Les Anglais qui sont arrivés avec leurs enfants étaient David Chipperfield, l'un des architectes contemporains les plus influents, et sa femme. Leur maison, dans laquelle ils ont passé une bonne partie du confinement de ces derniers mois, est un petit bijou architectural qui est déjà devenu une attraction touristique de plus sur le chemin du port, comme La sculpture d'Antony Gormley qu'il a offerte à la ville et qui couvre la marée tous les jours.

Chipperfield est une présence constante dans les étés de la ville. Je me souviens toujours de lui prenant des photos, prenant des notes dans un carnet. Des années plus tard, quelqu'un m'a dit qu'il l'avait rencontré il y a quelque temps à Ericeira (Portugal) et que l'architecte lui avait dit que il cherchait un endroit plus calme et plus éloigné pour construire une maison et rester. Il a fini par atteindre la fin du monde.

Plage de Corrubedo

Plage de Corrubedo

A cette époque, Mike était aussi en ville, un Anglais très grand - j'ai toujours pensé qu'il était irlandais, même si j'ai lu plus tard qu'il prétendait appartenir à la Garde royale britannique - que l'on voyait de temps en temps travailler sur un chantier pour gagner un peu d'argent, mais qui il était presque toujours assis à côté du mur de sa maison donnant sur la plage d'A Ladeira.
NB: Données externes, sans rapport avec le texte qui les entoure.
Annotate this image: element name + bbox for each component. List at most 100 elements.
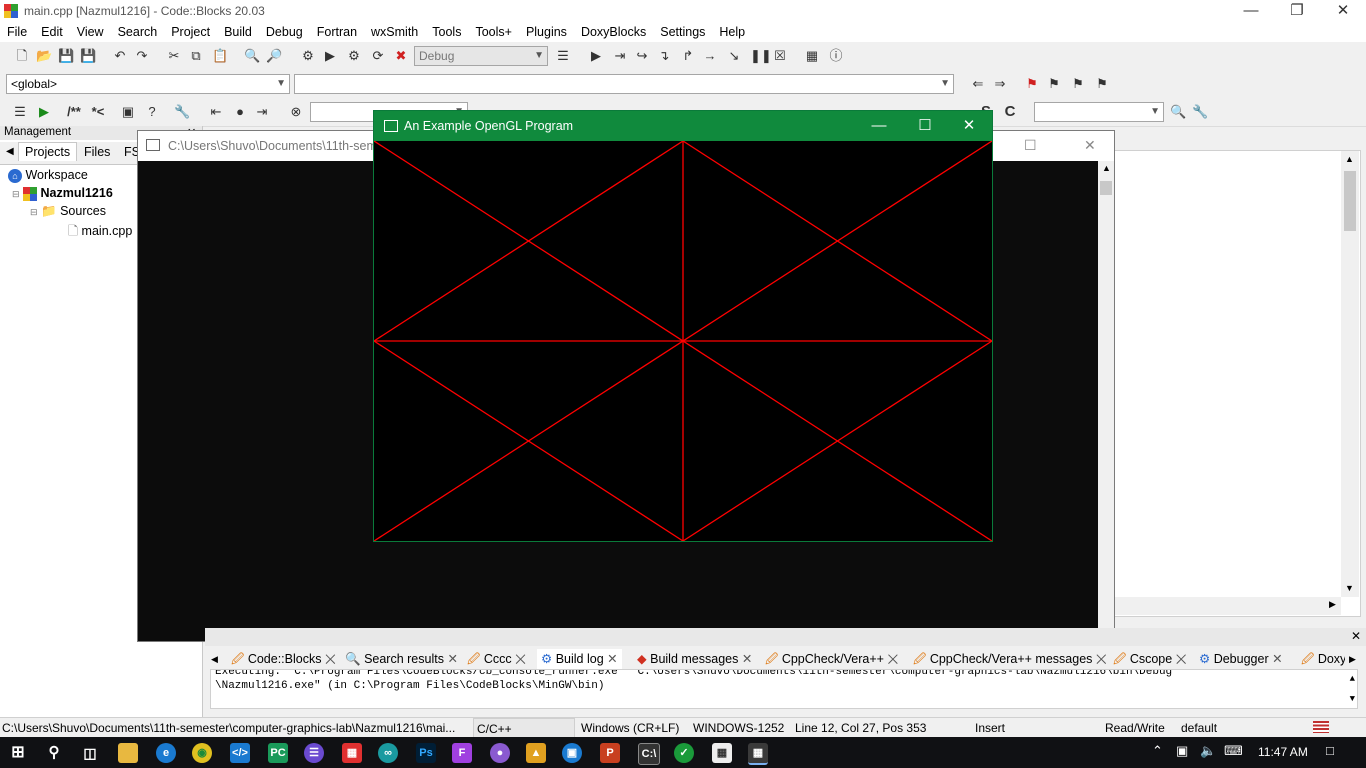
clear-search-icon[interactable]: ⊗ (288, 104, 304, 120)
vscode-icon[interactable]: </> (230, 743, 250, 763)
cut-icon[interactable]: ✂ (166, 48, 182, 64)
tab-build-log[interactable]: ⚙ Build log ✕ (537, 649, 622, 669)
clock-time[interactable]: 11:47 AM (1258, 745, 1308, 759)
network-icon[interactable]: ▣ (1176, 743, 1188, 759)
chrome-icon[interactable]: ◉ (192, 743, 212, 763)
code-stack-icon[interactable]: ☰ (12, 104, 28, 120)
debug-run-icon[interactable]: ▶ (588, 48, 604, 64)
close-icon[interactable]: ✕ (1176, 652, 1187, 666)
close-icon[interactable]: ✕ (515, 652, 526, 666)
rebuild-icon[interactable]: ⟳ (370, 48, 386, 64)
minimize-button[interactable]: — (1228, 0, 1274, 22)
run-to-cursor-icon[interactable]: ⇥ (612, 48, 628, 64)
codeblocks-taskbar-icon[interactable]: ▦ (342, 743, 362, 763)
app-icon[interactable]: ● (490, 743, 510, 763)
build-log-output[interactable]: Executing: "C:\Program Files\CodeBlocks/… (210, 669, 1358, 709)
tab-cscope[interactable]: 🖉 Cscope ✕ (1113, 649, 1187, 669)
figma-icon[interactable]: F (452, 743, 472, 763)
menu-doxyblocks[interactable]: DoxyBlocks (574, 22, 653, 42)
tab-cccc[interactable]: 🖉 Cccc ✕ (467, 649, 526, 669)
tab-scroll-left-icon[interactable]: ◀ (211, 649, 218, 669)
step-instruction-icon[interactable]: ↘ (726, 48, 742, 64)
windows-start-icon[interactable]: ⊞ (8, 743, 28, 763)
scroll-right-icon[interactable]: ▶ (1329, 599, 1336, 610)
arduino-icon[interactable]: ∞ (378, 743, 398, 763)
tab-cppcheck-vera[interactable]: 🖉 CppCheck/Vera++ ✕ (765, 649, 898, 669)
copy-icon[interactable]: ⧉ (188, 48, 204, 64)
keyboard-icon[interactable]: ⌨ (1224, 743, 1243, 759)
record-icon[interactable]: ● (232, 104, 248, 120)
next-instruction-icon[interactable]: → (702, 48, 718, 64)
file-explorer-icon[interactable] (118, 743, 138, 763)
terminal-icon[interactable]: C:\ (638, 743, 660, 765)
help-doc-icon[interactable]: ? (144, 104, 160, 120)
find-icon[interactable]: 🔍 (244, 48, 260, 64)
menu-settings[interactable]: Settings (653, 22, 712, 42)
doc-window-icon[interactable]: ▣ (120, 104, 136, 120)
opengl-maximize-button[interactable]: ☐ (902, 111, 948, 141)
opengl-close-button[interactable]: ✕ (946, 111, 992, 141)
step-out-icon[interactable]: ↱ (680, 48, 696, 64)
build-target-select[interactable]: Debug ▼ (414, 46, 548, 66)
volume-icon[interactable]: 🔈 (1200, 743, 1216, 759)
menu-search[interactable]: Search (111, 22, 165, 42)
bookmark-next-icon[interactable]: ⚑ (1070, 76, 1086, 92)
tree-folder-sources[interactable]: ⊟ 📁 Sources (30, 204, 106, 219)
replace-icon[interactable]: 🔎 (266, 48, 282, 64)
menu-build[interactable]: Build (217, 22, 259, 42)
tab-build-messages[interactable]: ◆ Build messages ✕ (637, 649, 752, 669)
close-icon[interactable]: ✕ (447, 652, 457, 666)
menu-view[interactable]: View (70, 22, 111, 42)
new-file-icon[interactable]: 🗋 (14, 48, 30, 64)
scope-select[interactable]: <global> ▼ (6, 74, 290, 94)
opengl-minimize-button[interactable]: — (856, 111, 902, 141)
menu-plugins[interactable]: Plugins (519, 22, 574, 42)
next-line-icon[interactable]: ↪ (634, 48, 650, 64)
edge-icon[interactable]: e (156, 743, 176, 763)
search-icon[interactable]: ⚲ (44, 743, 64, 763)
task-view-icon[interactable]: ◫ (80, 743, 100, 763)
bookmark-toggle-icon[interactable]: ⚑ (1024, 76, 1040, 92)
open-folder-icon[interactable]: 📂 (36, 48, 52, 64)
opengl-window[interactable]: An Example OpenGL Program — ☐ ✕ (373, 110, 993, 542)
paste-icon[interactable]: 📋 (212, 48, 228, 64)
tab-search-results[interactable]: 🔍 Search results ✕ (345, 649, 458, 669)
window-icon[interactable]: ▦ (712, 743, 732, 763)
close-icon[interactable]: ✕ (1272, 652, 1282, 666)
console-close-button[interactable]: ✕ (1084, 137, 1096, 154)
scroll-thumb[interactable] (1344, 171, 1356, 231)
app-icon[interactable]: ▣ (562, 743, 582, 763)
close-icon[interactable]: ✕ (742, 652, 752, 666)
tab-scroll-right-icon[interactable]: ▶ (1349, 649, 1356, 669)
pause-icon[interactable]: ❚❚ (750, 48, 772, 64)
build-and-run-icon[interactable]: ⚙ (346, 48, 362, 64)
redo-icon[interactable]: ↷ (134, 48, 150, 64)
notifications-icon[interactable]: □ (1326, 743, 1334, 758)
function-select[interactable]: ▼ (294, 74, 954, 94)
scroll-down-icon[interactable]: ▼ (1345, 583, 1354, 593)
undo-icon[interactable]: ↶ (112, 48, 128, 64)
step-back-icon[interactable]: ⇤ (208, 104, 224, 120)
tab-debugger[interactable]: ⚙ Debugger ✕ (1199, 649, 1283, 669)
tab-cppcheck-vera-messages[interactable]: 🖉 CppCheck/Vera++ messages ✕ (913, 649, 1107, 669)
scroll-up-icon[interactable]: ▲ (1350, 672, 1355, 686)
console-scrollbar[interactable]: ▲ ▼ (1098, 161, 1114, 641)
editor-area[interactable]: ▲ ▼ ▶ (1114, 150, 1361, 617)
stop-debug-icon[interactable]: ☒ (772, 48, 788, 64)
close-icon[interactable]: ✕ (1096, 652, 1107, 666)
wrench-icon[interactable]: 🔧 (174, 104, 190, 120)
bookmark-clear-icon[interactable]: ⚑ (1094, 76, 1110, 92)
close-icon[interactable]: ✕ (325, 652, 336, 666)
run-icon[interactable]: ▶ (322, 48, 338, 64)
info-icon[interactable]: ⓘ (828, 48, 844, 64)
pycharm-icon[interactable]: PC (268, 743, 288, 763)
symbol-search-input[interactable]: ▼ (1034, 102, 1164, 122)
tab-projects[interactable]: Projects (18, 142, 78, 161)
menu-project[interactable]: Project (164, 22, 217, 42)
restore-button[interactable]: ❐ (1274, 0, 1320, 22)
line-comment-icon[interactable]: *< (88, 104, 108, 120)
scroll-up-icon[interactable]: ▲ (1345, 154, 1354, 164)
settings-wrench-icon[interactable]: 🔧 (1192, 104, 1208, 120)
close-icon[interactable]: ✕ (607, 652, 617, 666)
close-icon[interactable]: ✕ (887, 652, 898, 666)
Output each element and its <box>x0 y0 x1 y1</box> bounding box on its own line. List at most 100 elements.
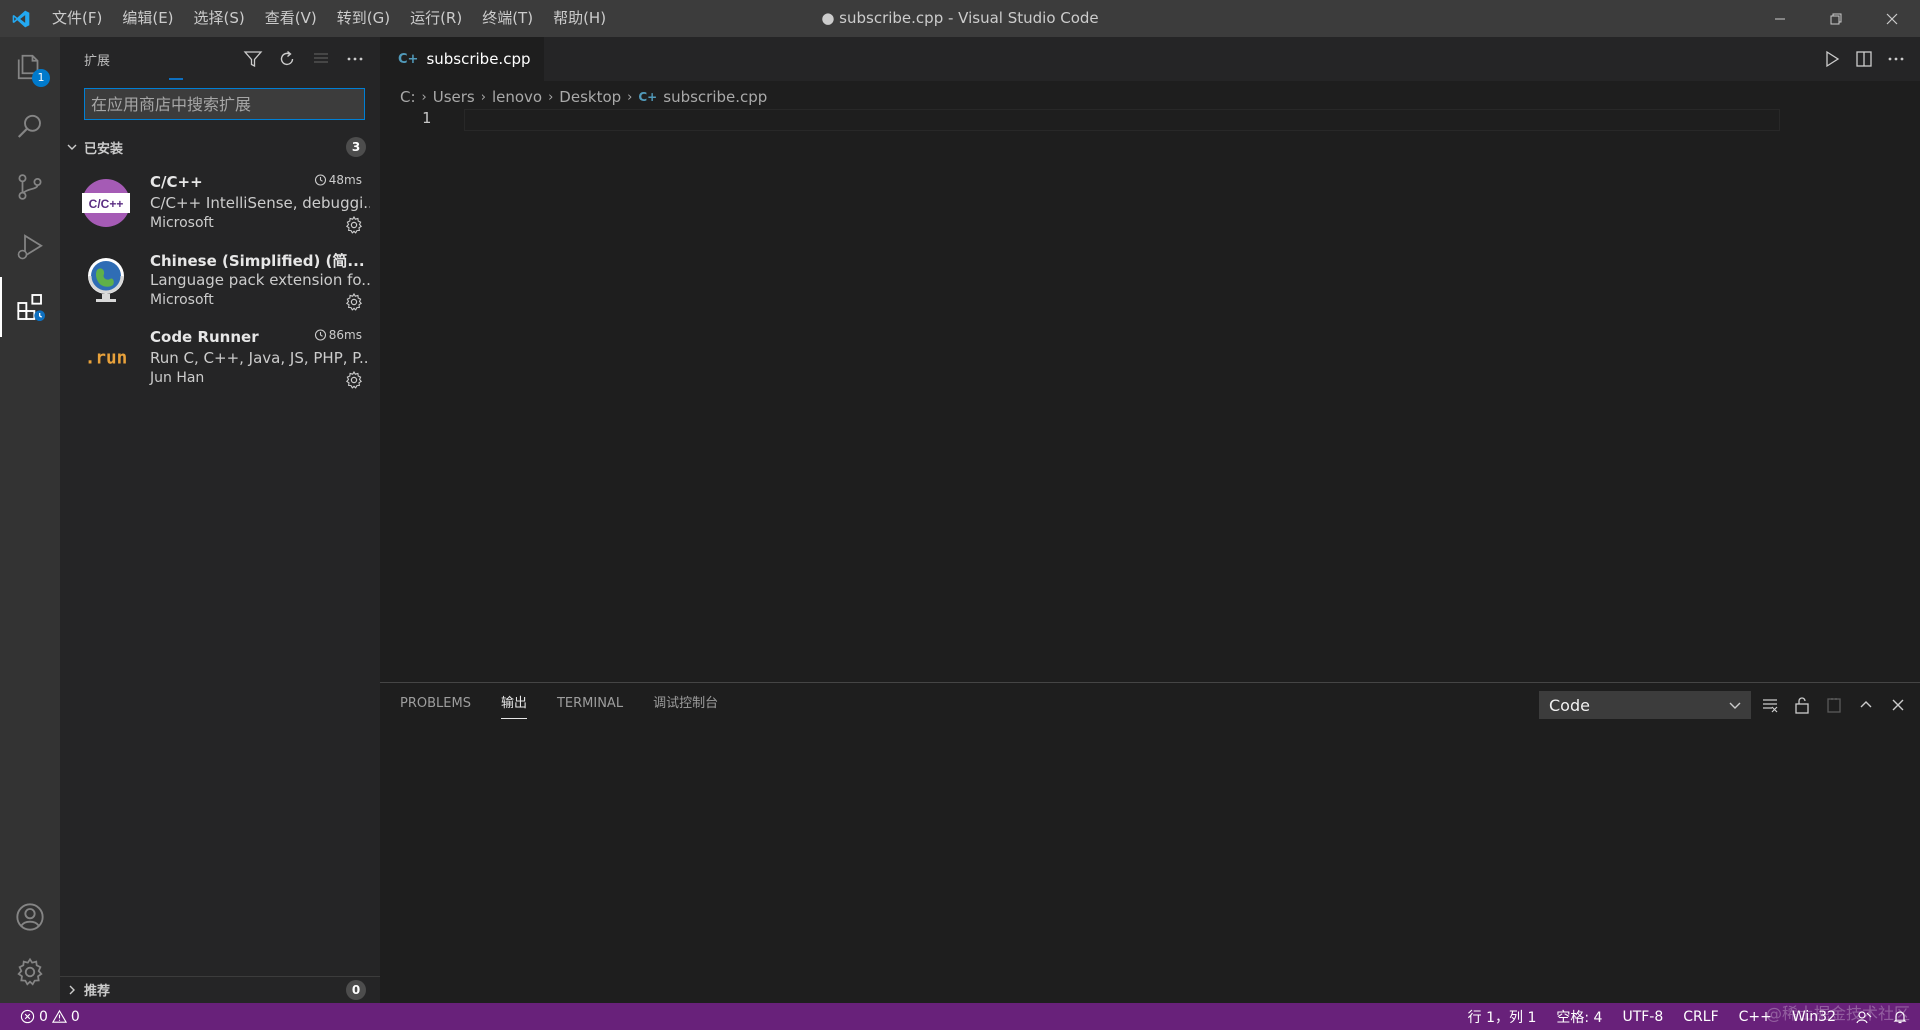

Et même avant eux tous sont arrivés Michael Kuh, américain, photographe pour des publications telles que Life, The New York Times ou National Geographic et il semble que ce co-scénariste du délire lysergique qu'était Hallucination Generation, un film qui devançait le bien plus célèbre Easy Rider.

Bar de Porto

Le bar que Chipperfield a ramené à la vie après deux décennies vide est à Corrubedo

Je ne m'en suis rendu compte que bien des années plus tard, assis à une table, partageant des bières à Corcubión avec des gens d'ici et d'ailleurs : l'un venait d'être expédié en Namibie, quelqu'un venait d'Afrique du Sud, un autre était anglais, j'étais là avec mon compagnon Italien... Ils y avaient tous atterri d'une manière ou d'une autre et s'étaient retrouvés devant cette bouteille d'Estrella Galicia au bord de la mer sans vraiment savoir comment.

Il m'a fallu des années pour réaliser Mais aujourd'hui, enfin, je comprends.

Il ne faut pas plus de manger en regardant par la grande fenêtre du restaurant O Fragón, à Fisterra, ou retourner au Bar O Porto, à Corrubedo , et admirez le port en hiver.

As des hérons

Comme Garzas, poisson et fruits de mer qui mérite bien son étoile Michelin

Vous n'avez pas besoin de beaucoup plus que de marcher sur la route sinueuse pour vous asseoir à une table dans ** un restaurant Landua rouvert dans le village d'O Fieiro. **

Tout ce que vous avez à faire est de dîner et de réserver l'une des quatre chambres qu'ils ont au restaurant As Garzas, se réveiller le lendemain en regardant les falaises de Barizo ; jetez un coup d'œil à la vue depuis la piscine du nouveau parador de Muxía, demander une table près de la fenêtre la Fontevella de Caldebarcos.

piscine de l'hôtel

Piscine du nouveau Parador Costa da Morte

Il vous suffit de réserver une chambre dans la petite Meiga do Mar, dans la Morada da Moa ou dans une cabane de pêcheur réhabilitée se réveiller, le matin, avec l'arôme du salpêtre et cette lumière atlantique que l'on ne trouve qu'ici et comprendre pourquoi tous ces gens ont décidé un jour de suivre le soleil couchant.

Parce que dans des endroits comme celui-ci, vous vous rendez compte que parfois, lorsque vous regardez directement la fin du monde, la fin du monde vous regarde. Et vous ne pouvez que revenir.